Imaging of cells at 36°C (Figures 4B and and5A)5A) was performed with an objective heater and Delta T specimen warming dish from Bioptech (Butler, PA). Cells were adhered to Delta T dishes with equal volume of 100 μg/ml lectin (Bandeiraea simplicifolia; Sigma) washed with and grown in EMM. All other imaging was done at room temperature (23°C).
Cells were grown overnight in EMM at 25°C to log phase and stained with 5 μg/ml tetramethylrhodamine B isothiocyanate (TRITC)–lectin (stock of 5 mg/ml in dH2O, Sigma) for 10 min. Cells were then washed twice and resuspended in EMM. Cells were then diluted to OD600 = 0.2 in EMM and grown for 5 h before being stained with calcofluor white from 200× stock (2 mg/ml in 100 mM Tris-HCl, pH 9.0). Actin staining was performed as described (Martin et al., 2005 ).

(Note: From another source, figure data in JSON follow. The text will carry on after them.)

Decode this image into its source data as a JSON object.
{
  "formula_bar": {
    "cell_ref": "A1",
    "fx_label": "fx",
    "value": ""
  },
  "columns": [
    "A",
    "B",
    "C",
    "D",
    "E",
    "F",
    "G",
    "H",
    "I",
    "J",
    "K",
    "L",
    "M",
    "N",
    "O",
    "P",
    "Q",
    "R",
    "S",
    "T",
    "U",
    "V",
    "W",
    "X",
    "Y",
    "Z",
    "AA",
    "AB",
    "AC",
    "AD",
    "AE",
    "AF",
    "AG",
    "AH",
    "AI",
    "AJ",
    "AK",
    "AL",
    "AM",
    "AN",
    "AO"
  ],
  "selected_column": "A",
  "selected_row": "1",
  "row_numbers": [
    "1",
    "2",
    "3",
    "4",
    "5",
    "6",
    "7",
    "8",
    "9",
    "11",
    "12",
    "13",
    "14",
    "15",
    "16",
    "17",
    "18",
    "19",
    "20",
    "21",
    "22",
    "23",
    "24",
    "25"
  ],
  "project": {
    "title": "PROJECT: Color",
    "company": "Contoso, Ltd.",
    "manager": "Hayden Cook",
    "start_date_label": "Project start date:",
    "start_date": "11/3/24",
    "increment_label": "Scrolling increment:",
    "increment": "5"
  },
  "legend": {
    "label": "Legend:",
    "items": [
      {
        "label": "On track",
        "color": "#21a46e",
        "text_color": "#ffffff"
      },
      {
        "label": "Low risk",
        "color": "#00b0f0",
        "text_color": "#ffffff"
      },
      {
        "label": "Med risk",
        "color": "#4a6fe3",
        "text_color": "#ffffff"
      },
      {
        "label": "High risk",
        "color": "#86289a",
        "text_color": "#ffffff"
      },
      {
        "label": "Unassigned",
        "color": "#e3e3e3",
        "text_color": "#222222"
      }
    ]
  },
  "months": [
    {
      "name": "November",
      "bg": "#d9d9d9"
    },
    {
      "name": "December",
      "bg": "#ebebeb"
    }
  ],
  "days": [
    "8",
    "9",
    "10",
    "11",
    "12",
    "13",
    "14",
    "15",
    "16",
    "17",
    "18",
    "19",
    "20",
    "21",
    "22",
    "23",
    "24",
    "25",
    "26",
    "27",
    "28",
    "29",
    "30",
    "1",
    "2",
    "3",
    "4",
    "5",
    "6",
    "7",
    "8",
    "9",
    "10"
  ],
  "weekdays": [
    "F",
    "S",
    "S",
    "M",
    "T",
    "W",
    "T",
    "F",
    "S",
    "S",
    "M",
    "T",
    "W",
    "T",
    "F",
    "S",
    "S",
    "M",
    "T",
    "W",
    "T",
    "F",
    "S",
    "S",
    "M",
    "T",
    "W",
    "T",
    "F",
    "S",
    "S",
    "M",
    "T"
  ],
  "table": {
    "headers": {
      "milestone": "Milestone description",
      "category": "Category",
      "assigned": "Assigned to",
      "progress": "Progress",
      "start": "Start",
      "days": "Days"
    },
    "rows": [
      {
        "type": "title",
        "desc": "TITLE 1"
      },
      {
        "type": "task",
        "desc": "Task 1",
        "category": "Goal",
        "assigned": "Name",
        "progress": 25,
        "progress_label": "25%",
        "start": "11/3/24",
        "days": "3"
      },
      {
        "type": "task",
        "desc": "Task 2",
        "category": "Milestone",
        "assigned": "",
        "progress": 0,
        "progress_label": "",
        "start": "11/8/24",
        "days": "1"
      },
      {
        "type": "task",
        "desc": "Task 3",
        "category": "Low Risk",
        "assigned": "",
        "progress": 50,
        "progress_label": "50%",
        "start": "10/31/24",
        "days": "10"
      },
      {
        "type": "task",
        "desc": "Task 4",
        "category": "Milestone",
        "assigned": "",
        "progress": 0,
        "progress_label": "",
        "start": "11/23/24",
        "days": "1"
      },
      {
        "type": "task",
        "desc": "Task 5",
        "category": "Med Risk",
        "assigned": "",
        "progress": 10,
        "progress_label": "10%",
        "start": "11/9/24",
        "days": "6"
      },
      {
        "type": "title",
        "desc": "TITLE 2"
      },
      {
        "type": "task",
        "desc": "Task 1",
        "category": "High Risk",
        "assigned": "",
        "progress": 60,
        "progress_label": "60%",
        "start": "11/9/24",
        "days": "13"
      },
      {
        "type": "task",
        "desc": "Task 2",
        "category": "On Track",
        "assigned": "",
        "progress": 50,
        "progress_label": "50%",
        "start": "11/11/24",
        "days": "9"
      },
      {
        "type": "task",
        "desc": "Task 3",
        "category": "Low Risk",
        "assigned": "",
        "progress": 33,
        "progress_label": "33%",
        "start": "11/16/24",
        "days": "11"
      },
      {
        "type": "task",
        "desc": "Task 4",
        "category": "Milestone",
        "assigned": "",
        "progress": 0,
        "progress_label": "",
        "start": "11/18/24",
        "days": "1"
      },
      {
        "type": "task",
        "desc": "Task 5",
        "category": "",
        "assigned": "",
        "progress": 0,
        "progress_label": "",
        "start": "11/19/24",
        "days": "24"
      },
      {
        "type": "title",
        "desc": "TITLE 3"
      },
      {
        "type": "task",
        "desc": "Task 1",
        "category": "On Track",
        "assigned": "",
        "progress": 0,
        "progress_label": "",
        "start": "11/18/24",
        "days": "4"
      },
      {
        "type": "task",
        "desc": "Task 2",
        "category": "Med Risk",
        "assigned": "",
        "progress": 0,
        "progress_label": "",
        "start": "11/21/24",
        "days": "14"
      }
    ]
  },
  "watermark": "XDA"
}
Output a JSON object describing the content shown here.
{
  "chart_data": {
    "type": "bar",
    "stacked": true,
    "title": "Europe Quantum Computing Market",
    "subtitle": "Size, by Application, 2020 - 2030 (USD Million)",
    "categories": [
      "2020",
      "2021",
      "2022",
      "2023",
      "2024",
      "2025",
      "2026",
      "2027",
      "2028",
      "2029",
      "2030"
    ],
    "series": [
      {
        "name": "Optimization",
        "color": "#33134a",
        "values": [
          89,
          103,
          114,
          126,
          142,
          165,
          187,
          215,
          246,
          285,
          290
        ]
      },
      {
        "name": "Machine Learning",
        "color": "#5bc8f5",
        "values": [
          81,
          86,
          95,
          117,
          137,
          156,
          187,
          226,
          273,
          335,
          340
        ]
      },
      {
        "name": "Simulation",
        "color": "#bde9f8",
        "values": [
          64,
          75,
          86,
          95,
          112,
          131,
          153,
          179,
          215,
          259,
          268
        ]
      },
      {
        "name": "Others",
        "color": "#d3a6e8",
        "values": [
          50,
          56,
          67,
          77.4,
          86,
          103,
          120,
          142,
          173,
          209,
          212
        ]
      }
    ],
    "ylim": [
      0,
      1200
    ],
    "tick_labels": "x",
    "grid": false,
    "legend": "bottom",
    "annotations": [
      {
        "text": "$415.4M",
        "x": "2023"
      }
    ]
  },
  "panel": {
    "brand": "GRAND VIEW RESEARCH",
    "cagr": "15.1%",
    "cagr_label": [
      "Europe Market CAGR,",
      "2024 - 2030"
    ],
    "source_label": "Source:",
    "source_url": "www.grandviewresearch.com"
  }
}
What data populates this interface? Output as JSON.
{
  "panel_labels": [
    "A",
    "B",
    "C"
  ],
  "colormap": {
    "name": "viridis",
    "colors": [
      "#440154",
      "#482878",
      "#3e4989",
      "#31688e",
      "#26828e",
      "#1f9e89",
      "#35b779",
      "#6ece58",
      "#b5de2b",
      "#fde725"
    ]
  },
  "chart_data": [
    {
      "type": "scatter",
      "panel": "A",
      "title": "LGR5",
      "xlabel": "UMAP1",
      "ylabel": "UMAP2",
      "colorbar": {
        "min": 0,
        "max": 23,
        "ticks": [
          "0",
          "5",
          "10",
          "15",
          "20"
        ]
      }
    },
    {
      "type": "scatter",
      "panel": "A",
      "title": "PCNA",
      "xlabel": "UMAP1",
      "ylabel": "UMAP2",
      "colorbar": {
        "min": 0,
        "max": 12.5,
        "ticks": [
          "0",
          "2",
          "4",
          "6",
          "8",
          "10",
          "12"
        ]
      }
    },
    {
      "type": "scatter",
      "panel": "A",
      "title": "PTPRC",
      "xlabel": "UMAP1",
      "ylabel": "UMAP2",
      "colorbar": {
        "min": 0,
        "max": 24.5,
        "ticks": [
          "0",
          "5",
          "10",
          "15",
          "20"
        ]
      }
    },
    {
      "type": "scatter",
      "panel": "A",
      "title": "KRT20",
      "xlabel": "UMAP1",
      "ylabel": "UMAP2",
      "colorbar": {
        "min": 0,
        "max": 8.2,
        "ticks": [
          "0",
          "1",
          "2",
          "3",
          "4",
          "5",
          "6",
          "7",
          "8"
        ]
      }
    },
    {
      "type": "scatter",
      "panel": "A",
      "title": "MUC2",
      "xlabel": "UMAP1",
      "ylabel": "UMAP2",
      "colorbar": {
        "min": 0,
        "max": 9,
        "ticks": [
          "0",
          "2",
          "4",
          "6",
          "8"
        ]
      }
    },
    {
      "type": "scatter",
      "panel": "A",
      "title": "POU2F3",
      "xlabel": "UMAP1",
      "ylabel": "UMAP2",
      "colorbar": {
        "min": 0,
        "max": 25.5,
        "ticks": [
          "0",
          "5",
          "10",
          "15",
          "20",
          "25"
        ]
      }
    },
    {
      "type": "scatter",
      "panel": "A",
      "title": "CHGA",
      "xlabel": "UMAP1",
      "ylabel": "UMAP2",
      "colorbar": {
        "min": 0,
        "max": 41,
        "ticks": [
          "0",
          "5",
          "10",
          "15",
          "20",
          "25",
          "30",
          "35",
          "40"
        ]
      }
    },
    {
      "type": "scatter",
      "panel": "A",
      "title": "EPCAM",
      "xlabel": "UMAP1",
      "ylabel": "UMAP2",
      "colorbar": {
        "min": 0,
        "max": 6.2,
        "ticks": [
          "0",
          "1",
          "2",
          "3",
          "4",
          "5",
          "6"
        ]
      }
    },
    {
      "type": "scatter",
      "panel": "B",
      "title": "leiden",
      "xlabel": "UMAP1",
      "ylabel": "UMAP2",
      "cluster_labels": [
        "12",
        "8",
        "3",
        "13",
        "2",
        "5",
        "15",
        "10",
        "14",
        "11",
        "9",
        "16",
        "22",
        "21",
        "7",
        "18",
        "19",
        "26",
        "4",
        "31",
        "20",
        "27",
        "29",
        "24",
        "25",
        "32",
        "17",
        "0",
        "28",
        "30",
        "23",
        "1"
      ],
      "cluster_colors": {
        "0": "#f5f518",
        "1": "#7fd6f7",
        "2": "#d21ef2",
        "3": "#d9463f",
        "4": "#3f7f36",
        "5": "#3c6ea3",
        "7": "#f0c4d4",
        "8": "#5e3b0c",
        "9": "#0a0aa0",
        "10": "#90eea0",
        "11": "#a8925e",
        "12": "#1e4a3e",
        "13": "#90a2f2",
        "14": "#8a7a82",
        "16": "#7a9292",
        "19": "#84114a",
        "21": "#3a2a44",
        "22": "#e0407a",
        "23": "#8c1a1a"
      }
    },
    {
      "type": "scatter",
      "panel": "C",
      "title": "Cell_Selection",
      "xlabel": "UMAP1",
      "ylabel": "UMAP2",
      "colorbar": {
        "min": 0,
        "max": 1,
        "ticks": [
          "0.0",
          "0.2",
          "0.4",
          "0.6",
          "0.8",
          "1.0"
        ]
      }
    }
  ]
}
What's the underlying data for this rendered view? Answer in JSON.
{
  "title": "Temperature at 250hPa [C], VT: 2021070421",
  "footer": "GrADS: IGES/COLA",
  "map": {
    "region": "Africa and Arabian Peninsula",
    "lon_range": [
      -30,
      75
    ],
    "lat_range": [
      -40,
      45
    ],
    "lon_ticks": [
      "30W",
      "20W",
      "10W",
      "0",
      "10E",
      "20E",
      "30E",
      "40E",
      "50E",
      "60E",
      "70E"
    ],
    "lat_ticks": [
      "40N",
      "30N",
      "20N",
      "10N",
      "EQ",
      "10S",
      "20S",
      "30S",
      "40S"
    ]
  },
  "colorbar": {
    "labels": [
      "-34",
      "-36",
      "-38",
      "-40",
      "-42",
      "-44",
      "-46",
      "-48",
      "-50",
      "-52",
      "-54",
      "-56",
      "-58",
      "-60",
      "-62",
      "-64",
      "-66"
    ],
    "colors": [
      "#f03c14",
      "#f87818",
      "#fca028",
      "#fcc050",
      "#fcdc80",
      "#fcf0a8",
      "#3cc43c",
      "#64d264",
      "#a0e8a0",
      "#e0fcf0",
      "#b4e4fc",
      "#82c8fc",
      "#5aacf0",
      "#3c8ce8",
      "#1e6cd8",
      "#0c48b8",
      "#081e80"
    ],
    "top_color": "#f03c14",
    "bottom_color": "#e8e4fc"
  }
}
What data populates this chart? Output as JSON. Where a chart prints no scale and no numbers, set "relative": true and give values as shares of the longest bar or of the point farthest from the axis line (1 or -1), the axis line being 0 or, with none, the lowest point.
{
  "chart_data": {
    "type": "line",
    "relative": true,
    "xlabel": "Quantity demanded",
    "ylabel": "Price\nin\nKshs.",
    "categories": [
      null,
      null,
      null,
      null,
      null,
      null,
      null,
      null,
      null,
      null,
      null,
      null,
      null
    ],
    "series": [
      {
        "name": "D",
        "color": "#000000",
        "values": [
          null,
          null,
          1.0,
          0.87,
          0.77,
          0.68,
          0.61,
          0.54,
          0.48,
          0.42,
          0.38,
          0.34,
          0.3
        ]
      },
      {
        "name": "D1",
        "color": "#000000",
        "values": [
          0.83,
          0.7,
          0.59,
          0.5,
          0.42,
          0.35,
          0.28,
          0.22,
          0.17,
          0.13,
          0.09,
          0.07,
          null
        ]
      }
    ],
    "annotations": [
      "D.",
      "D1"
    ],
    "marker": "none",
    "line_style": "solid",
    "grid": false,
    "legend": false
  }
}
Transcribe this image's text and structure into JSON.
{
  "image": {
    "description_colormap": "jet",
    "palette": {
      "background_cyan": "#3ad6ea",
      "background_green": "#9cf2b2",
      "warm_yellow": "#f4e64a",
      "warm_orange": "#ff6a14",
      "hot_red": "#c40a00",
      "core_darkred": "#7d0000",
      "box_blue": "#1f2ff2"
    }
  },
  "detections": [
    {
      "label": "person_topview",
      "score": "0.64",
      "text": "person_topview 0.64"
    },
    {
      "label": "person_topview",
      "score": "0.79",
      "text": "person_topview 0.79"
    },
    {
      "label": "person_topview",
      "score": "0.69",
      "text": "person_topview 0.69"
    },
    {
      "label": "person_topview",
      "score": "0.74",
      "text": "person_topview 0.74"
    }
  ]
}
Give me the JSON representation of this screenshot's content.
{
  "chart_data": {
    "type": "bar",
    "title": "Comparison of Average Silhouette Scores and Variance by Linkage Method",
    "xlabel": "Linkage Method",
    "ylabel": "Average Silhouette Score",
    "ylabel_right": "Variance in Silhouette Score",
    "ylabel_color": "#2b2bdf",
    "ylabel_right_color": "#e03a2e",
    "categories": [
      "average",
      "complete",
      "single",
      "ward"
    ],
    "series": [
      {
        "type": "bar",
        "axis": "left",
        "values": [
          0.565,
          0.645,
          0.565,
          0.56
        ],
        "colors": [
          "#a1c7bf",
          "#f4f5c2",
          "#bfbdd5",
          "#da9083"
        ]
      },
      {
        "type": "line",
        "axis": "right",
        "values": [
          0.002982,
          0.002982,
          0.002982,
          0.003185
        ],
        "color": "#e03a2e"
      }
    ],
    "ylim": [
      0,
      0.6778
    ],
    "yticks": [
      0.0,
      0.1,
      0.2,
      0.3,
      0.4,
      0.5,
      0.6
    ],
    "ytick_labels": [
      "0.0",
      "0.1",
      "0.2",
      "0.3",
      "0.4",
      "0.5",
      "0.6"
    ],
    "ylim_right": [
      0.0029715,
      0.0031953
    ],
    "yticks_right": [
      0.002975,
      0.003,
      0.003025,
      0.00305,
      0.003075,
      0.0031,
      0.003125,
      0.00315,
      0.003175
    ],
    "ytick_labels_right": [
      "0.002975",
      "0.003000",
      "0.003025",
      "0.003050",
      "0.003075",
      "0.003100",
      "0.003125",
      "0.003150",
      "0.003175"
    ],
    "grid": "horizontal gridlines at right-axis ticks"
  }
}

Acid phosphatase was assayed as previously described with minor modifications (Wang et al., 2002 ). Cells were grown overnight to OD600 = 0.6 to 0.8 in EMM at 25°C and washed twice with EMM. Cells were then diluted to OD600 = 0.3, and 500 μl was removed and designated 0 h. The 500-μl aliquot was centrifuged, and 350 μl of the supernatant was added to 350 μl of 2 mM p-nitrophenyl phosphate, 0.1 M sodium acetate, pH 4.1, prewarmed to 30°C. Reactions were incubated at 30°C for 10 min and then stopped by the addition of 350 μl 1 M NaOH. This was repeated every hour for each strain. Absorbance was read at 405 nm, and values were normalized by subtracting the value at 0 h.
We thank M. Balasubramanian, M. Edamatsu, T. Kuno, H. Valdivieso, and J.C. Ribas for yeast strains; L. Lo Presti for strain generation; and R. Benton, N. Geldner, and members of S.G.M.‘s laboratory for discussions and comments on the manuscript. F.O.B. was supported by a National Science Foundation postdoctoral fellowship (0852905). Research in the laboratory of S.G.M. is supported by a Swiss National Science Foundation Professorship grant (PP00A-114936) and a Human Frontiers Science Program Career Development Award (CDA0016/2008).